Merge batcher generic over containers #474

antiguru · 2024-04-17T20:30:21Z

Merge batcher that's generic over input containers and internal chains, with specific implementations.

Ideas

At the moment, a merge batcher receives a stream of vectors. It consolidates the input vectors, and inserts them into its queue structure. When sealing, it extracts ready data and presents it record-by-record to the builder. It inserts future updates into its queue.

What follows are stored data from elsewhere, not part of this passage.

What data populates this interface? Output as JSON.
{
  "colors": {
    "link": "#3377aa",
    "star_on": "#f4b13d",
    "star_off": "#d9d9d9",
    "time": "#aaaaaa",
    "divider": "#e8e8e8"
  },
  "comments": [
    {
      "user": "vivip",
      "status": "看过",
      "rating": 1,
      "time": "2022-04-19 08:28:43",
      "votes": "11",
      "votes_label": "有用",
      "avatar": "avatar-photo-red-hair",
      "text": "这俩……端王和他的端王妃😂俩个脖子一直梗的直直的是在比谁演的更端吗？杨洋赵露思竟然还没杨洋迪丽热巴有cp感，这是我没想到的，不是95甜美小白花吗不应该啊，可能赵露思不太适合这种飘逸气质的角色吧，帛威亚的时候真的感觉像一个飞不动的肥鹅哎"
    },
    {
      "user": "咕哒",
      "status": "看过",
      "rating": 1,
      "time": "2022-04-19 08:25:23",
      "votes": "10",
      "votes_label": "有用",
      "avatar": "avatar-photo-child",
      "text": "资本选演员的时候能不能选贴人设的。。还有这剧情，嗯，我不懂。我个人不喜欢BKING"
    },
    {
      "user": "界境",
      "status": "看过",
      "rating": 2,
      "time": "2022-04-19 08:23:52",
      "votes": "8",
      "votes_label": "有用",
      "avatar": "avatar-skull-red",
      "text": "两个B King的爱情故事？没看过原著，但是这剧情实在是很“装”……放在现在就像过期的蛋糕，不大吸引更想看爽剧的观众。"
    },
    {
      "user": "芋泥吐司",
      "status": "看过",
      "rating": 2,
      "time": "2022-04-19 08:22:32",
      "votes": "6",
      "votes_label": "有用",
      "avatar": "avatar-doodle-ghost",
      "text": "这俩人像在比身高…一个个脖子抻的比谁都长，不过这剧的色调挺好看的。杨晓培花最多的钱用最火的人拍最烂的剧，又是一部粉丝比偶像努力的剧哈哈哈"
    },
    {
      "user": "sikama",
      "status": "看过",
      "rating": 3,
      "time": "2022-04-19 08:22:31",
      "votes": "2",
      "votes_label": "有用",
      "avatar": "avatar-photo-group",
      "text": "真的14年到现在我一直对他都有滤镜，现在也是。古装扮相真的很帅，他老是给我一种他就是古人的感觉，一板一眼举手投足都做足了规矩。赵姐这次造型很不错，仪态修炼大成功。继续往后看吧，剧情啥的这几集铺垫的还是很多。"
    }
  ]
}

This introduces several opportunities to introduce containers:

The input the batcher: The stream of updates received from a timely operator. The batcher requires each batch to be consolidated, i.e., sorted and differences for same data accumulated. It can either take consolidated data, or consolidate it itself. We're missing an abstraction that allows the batcher to consolidate containers, and often containers are read-only, or we only get to look at the data.
- We could sort by permuting a Vec<usize> and copying into a new container in sorted order.
- Consolidating requires addition, which either requires storage or mutability, which is odd for read-only containers. Not sure what to do here.
The internal queue structure. We need to traverse the elements in order, and compare on data and time, accumulating diffs as we go. This requires specific knowledge about items of a container, which motivates moving the bulk of the implementation behind a trait to avoid generic parameters.
Ready data presented to the builder. We have an opportunity to present all data to the builder at once, which relieves it from incrementally building batches. It unlocks "looking ahead" in the input data.

This change splits the default merge batcher implementation into a type that maintains the outer part of its algorithm, specifically knows how to maintain chains, and an inner part that knows how to maintain the individual batches in chains. The benefit is that the outer part does not need to know about the contents of the containers it holds on to because that's encapsulated in the inner trait's implementation. Signed-off-by: Moritz Hoffmann <antiguru@gmail.com>

Signed-off-by: Moritz Hoffmann <antiguru@gmail.com>

frankmcsherry

This generally looks good! I left some comments from our review, one of which is correctness-y, but others are nits that we can clean up as you like. On bonus ask is that perhaps we could find a name other than Batch to avoid clashing with pre-existing uses. We discussed Block or Chunk, neither of which are especially more insightful .. but if another name presents itself amazing! :D

src/trace/implementations/merge_batcher.rs

frankmcsherry · 2024-04-25T20:31:14Z

src/trace/implementations/merge_batcher.rs

+        for mut buffer in merged {
+            for (data, time, diff) in buffer.drain(..) {
+                if upper.less_equal(&time) {
+                    frontier.insert(time.clone());


Consider insert_ref here to avoid a clone! :D

src/trace/implementations/merge_batcher_col.rs

Signed-off-by: Moritz Hoffmann <antiguru@gmail.com>

frankmcsherry

Read through, and it all seems plausible! Hard to be 100% certain, but it seems like a great path forward.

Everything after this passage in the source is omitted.